I've never liked 1/4" drywall. Always seems to have bulges because it bends to easy. If I were going to hang anything, it would be 1/2". Skim coating the entire wall, and having it look smooth when done will be a challenge.


----------



## Sir Mixalot (Jan 6, 2008)

Skim coat it! :thumbsup:
Never liked the 1/4" drywall route to cover texture. :no:


----------



## wnc viking (Aug 4, 2011)

Sand and skim 1/4 over is not the way to go


----------



## elbert (May 28, 2014)

We just did one whole house(~1400 sq ft 9 foot ceilings) by skim coating the walls and it took a while but look beautiful when done. Popcorn on the other hand forget about it. Dynamite is the only thing to get that stuff off.


----------



## CrpntrFrk (Oct 25, 2008)

Rent one of these..









Then skim! :thumbsup:


----------



## BUTCHERMAN (Jan 19, 2008)

Is it a plaster wall or drywall. Either way skim is the way to go. I would just have a different approach. Plaster weld or primer may be in order.
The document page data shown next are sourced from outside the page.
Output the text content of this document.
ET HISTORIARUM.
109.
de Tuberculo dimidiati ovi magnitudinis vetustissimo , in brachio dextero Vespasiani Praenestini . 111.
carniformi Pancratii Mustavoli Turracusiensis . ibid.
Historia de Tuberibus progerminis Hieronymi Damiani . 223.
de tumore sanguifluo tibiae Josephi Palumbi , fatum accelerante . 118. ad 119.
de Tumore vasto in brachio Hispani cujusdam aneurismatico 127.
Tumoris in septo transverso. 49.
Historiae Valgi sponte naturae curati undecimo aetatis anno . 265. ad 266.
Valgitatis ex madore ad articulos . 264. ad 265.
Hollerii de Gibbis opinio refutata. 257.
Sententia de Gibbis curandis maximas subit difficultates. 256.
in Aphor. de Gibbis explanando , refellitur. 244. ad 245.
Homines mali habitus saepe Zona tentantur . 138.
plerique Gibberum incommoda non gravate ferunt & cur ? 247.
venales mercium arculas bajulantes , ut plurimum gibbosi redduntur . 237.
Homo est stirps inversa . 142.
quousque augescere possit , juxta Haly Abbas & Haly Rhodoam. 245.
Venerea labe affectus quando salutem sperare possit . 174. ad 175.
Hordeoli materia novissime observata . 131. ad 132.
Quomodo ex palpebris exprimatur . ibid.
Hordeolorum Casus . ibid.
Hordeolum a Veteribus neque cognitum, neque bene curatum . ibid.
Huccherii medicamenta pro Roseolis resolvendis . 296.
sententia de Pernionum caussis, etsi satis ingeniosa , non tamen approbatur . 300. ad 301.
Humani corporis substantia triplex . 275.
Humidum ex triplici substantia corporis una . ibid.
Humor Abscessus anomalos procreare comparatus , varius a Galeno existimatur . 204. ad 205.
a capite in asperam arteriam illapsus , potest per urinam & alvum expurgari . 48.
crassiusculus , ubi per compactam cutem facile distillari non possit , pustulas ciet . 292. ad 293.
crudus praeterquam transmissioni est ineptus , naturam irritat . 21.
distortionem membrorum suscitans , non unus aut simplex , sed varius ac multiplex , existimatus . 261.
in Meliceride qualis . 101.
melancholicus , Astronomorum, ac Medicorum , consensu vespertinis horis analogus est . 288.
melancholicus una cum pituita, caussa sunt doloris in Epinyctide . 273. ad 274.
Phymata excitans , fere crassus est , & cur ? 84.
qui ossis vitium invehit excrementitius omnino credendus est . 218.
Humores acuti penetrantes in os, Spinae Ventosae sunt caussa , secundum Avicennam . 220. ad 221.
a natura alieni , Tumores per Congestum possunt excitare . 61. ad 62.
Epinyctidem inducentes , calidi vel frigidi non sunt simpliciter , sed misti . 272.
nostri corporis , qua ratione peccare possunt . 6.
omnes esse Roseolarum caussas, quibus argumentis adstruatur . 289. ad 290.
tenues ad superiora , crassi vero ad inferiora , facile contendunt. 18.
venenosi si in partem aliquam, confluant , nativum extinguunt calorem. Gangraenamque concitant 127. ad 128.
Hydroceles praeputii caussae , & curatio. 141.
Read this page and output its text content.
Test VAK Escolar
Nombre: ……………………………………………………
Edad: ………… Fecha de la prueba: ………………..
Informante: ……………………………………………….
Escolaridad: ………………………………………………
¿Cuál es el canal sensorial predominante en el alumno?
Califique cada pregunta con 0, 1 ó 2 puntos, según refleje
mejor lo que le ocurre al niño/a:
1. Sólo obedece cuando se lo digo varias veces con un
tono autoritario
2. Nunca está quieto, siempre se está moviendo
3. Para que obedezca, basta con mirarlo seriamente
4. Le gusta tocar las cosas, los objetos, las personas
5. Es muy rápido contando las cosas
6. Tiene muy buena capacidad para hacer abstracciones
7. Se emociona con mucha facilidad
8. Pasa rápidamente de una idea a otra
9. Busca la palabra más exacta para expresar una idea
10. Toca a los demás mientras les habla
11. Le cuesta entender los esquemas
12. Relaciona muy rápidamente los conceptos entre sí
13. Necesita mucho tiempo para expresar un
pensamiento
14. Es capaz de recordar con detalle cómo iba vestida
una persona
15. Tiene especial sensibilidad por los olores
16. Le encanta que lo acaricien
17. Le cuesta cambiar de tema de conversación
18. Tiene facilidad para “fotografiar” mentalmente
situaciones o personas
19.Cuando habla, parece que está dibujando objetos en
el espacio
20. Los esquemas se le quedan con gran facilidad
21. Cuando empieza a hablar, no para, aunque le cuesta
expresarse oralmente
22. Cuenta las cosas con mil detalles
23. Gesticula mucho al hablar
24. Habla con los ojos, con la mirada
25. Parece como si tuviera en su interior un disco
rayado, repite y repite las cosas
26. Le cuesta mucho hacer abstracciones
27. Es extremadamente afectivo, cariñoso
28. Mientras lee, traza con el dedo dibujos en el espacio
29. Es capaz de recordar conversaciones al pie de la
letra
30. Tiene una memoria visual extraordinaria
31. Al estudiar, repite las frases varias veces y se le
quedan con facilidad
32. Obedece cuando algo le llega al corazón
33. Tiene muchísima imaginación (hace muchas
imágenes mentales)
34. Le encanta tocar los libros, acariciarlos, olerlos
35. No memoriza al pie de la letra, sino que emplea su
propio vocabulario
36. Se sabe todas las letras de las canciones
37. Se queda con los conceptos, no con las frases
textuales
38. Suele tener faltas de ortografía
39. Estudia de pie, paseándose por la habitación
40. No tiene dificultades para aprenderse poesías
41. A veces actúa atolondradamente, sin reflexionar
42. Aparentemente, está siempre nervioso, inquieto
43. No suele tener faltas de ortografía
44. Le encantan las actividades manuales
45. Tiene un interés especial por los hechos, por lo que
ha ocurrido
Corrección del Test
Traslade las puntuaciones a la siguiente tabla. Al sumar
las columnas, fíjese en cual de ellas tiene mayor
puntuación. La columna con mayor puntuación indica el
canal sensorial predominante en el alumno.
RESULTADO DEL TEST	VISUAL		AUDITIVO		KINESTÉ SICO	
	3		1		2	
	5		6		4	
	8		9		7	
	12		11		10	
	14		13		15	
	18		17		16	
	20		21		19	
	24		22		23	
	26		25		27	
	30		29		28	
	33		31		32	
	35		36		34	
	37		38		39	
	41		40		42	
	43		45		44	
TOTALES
Especially when addressing the cracks.


----------



## SuperiorHIP (Aug 15, 2010)

elbert said:


> We just did one whole house(~1400 sq ft 9 foot ceilings) by skim coating the walls and it took a while but look beautiful when done. Popcorn on the other hand forget about it. Dynamite is the only thing to get that stuff off.
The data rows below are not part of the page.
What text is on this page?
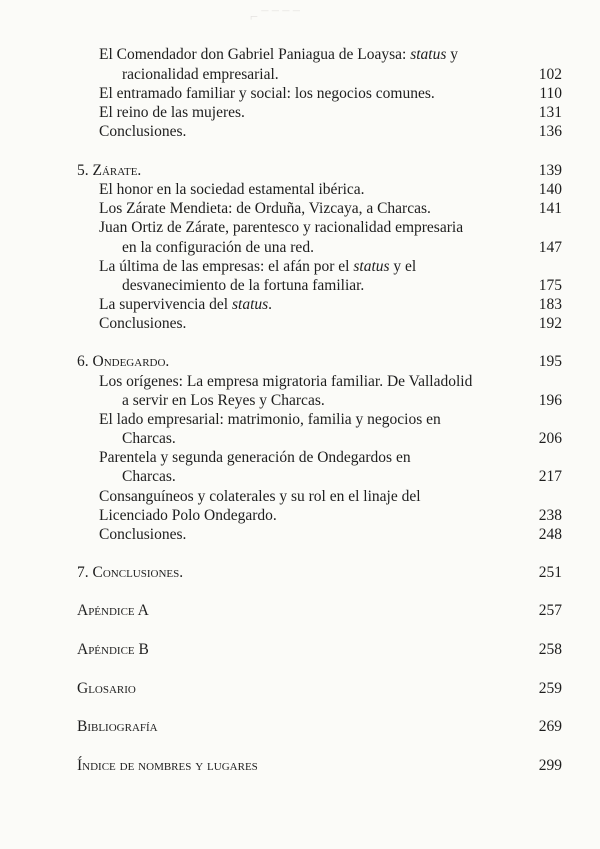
⌐ ¯ ¯ ¯ ¯
El Comendador don Gabriel Paniagua de Loaysa: status y
racionalidad empresarial.	102
El entramado familiar y social: los negocios comunes.	110
El reino de las mujeres.	131
Conclusiones.	136
5. Zárate.	139
El honor en la sociedad estamental ibérica.	140
Los Zárate Mendieta: de Orduña, Vizcaya, a Charcas.	141
Juan Ortiz de Zárate, parentesco y racionalidad empresaria
en la configuración de una red.	147
La última de las empresas: el afán por el status y el
desvanecimiento de la fortuna familiar.	175
La supervivencia del status.	183
Conclusiones.	192
6. Ondegardo.	195
Los orígenes: La empresa migratoria familiar. De Valladolid
a servir en Los Reyes y Charcas.	196
El lado empresarial: matrimonio, familia y negocios en
Charcas.	206
Parentela y segunda generación de Ondegardos en
Charcas.	217
Consanguíneos y colaterales y su rol en el linaje del
Licenciado Polo Ondegardo.	238
Conclusiones.	248
7. Conclusiones.	251
Apéndice A	257
Apéndice B	258
Glosario	259
Bibliografía	269
Índice de nombres y lugares	299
Only if it has been painted over, if not it's pretty easy to deal with. Spray with water and scraping takes it off in no time, comes down in sheets.


----------



## VinylHanger (Jul 14, 2011)

What if it has asbestos in it? Do you guys still just wet and scrape?


----------



## ToolNut (Aug 9, 2012)

Just about anything would be better than putting 1/4" over it. And Yes although not P/C I wet it let it soak in wet it again, scrap.


----------



## BUTCHERMAN (Jan 19, 2008)

Orange peel is such a fine texture. Why scrape? Just open cracks, use plaster weld, feather repairs then use multiple skim coats cross sweeping in different directions with each coat. It's not stucco. I would just stand up the blade or trowel while doing it. Also use quick set with handfuls of plaster on the hawk. The quicker you can get the coats to lock up on the base, the better the odds that the existing paint underneath won't peel. I recommend at least three skims. On and off. Very easy and effective.


----------



## hdavis (Feb 14, 2012)

Knock off the high spots, do better than that around trim, and then skim.


----------